The emerging drug contains two highly-potent highs, fentanyl and etizolam, and has been linked to a string of drug deaths in Canada.

Fatal overdoses are more likely to occur after using benzo dope because the life-saving opioid overdose reversal drug, naloxone, is not effective against benzos.

Benzo dope, also known as ‘purple heroin’, is most commonly dark purple, blue and orange, but it has been found to be other colours.

Drug forensic experts in British Columbia found that in October last year one in six (16 percent) of fentanyl deals were cut with benzodiazepines – a type of drug not usually found cut into opioids – compared to five per cent last January and zero before 2019.

The most common benzo identified in benzo dope was etizolam, a super potent benzo that is fuelling record drug death rates in Scotland.

Authorities in Canada were first alerted to benzo dope when health workers noticed a cluster of 30 “atypical” overdoses over two weeks in Vancouver in April 2019, where drug users were not responding to naloxone.

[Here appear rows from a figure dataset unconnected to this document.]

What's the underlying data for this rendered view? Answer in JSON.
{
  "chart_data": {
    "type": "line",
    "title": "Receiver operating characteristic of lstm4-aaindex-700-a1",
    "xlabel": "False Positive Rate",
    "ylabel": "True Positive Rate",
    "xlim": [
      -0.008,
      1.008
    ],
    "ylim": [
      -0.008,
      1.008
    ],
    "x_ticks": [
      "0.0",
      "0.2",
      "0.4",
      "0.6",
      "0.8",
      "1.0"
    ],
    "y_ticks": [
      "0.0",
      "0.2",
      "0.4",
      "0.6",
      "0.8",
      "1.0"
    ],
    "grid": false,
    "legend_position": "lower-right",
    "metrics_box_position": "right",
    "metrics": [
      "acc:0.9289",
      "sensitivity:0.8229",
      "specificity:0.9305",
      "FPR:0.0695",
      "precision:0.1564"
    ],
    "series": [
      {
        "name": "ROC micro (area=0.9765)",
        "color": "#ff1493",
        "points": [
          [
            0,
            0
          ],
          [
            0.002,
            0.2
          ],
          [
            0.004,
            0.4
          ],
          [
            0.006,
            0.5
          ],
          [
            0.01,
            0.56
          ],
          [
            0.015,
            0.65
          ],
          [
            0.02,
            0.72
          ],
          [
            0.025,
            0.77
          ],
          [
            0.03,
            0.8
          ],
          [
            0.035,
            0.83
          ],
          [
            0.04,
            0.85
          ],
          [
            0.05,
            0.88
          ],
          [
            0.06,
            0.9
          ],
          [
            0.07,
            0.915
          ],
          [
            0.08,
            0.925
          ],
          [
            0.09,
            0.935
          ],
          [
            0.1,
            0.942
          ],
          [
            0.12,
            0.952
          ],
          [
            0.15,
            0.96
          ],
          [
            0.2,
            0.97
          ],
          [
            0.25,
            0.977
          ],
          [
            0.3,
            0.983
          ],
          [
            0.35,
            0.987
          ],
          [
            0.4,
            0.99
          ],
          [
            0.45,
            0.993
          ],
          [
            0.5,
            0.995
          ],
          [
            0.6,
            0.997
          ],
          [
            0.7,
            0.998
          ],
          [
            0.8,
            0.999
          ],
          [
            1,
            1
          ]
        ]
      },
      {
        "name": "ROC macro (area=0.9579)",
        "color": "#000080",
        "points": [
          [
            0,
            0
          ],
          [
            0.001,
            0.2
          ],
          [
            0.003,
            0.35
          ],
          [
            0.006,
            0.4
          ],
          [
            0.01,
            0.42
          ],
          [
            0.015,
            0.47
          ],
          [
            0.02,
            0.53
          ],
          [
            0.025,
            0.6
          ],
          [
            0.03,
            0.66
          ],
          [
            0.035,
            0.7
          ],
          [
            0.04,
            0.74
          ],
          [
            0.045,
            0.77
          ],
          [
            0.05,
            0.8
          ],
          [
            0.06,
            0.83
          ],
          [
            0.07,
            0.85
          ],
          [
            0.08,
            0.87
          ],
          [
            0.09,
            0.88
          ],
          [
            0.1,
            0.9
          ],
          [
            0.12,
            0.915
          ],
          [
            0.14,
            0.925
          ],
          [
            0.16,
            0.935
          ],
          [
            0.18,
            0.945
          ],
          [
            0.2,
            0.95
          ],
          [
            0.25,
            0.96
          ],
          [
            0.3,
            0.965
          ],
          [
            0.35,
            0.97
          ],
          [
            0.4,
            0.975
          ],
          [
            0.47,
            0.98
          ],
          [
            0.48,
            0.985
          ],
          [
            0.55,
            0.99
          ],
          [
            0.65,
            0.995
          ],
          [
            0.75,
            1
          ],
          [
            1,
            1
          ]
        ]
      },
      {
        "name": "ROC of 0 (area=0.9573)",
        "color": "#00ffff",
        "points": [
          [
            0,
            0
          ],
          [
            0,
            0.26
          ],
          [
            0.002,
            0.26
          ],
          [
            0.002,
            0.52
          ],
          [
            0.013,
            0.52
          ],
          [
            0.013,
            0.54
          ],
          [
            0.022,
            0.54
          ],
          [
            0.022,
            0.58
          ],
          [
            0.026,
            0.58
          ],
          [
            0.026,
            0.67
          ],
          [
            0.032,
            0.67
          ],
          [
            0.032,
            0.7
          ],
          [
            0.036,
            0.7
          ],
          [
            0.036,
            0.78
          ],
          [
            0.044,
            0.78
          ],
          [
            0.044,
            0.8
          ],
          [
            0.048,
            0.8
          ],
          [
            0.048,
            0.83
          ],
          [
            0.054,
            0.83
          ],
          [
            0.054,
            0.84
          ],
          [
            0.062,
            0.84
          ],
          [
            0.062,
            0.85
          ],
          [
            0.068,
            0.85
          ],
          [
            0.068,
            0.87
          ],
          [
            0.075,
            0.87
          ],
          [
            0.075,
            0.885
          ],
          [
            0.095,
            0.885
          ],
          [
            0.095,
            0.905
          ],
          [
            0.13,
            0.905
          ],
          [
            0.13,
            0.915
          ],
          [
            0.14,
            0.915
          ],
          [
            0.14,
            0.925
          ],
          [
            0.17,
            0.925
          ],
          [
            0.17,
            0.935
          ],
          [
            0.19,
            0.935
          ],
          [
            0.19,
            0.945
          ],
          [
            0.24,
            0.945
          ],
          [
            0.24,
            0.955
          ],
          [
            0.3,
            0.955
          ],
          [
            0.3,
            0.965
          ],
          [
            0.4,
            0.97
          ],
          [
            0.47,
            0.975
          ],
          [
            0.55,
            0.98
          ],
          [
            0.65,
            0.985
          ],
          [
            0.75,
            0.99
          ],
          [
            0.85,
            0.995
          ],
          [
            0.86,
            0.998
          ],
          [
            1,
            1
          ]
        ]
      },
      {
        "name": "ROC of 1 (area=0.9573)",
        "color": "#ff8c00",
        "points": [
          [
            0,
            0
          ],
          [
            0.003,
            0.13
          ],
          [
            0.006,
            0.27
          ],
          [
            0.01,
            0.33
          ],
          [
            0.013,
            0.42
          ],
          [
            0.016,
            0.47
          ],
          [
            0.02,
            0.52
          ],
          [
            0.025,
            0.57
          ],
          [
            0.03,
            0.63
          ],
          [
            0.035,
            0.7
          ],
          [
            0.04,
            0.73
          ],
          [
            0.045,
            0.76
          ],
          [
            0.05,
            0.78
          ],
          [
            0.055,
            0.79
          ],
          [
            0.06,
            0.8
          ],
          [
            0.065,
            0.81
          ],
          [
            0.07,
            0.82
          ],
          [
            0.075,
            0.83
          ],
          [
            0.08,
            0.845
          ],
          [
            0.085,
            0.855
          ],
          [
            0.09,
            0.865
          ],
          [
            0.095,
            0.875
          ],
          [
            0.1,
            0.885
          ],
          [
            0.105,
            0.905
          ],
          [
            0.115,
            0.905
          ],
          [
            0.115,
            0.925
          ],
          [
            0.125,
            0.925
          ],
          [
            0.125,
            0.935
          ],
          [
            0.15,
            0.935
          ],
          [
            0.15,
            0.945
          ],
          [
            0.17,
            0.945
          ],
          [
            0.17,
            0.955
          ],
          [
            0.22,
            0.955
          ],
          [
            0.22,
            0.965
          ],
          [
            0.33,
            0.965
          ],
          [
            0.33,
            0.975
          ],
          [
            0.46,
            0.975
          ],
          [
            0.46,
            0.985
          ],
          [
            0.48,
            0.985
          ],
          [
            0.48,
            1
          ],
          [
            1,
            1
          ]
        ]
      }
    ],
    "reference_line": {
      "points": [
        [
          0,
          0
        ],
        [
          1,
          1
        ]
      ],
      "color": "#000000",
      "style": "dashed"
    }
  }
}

A warning about the new drug combo was issued by Vancouver Coastal Health.

The combination of benzos and fentanyl causes prolonged loss of consciousness, profound respiratory depression and amnesia. In January, half of the 165 suspected illicit drug toxicity deaths in British Columbia – most of which involved fentanyl – also involved benzos, compared to only 15 percent in July last year. Last year was the deadliest year on record for overdoses in British Columbia, the epicentre of Canada’s drug death crisis.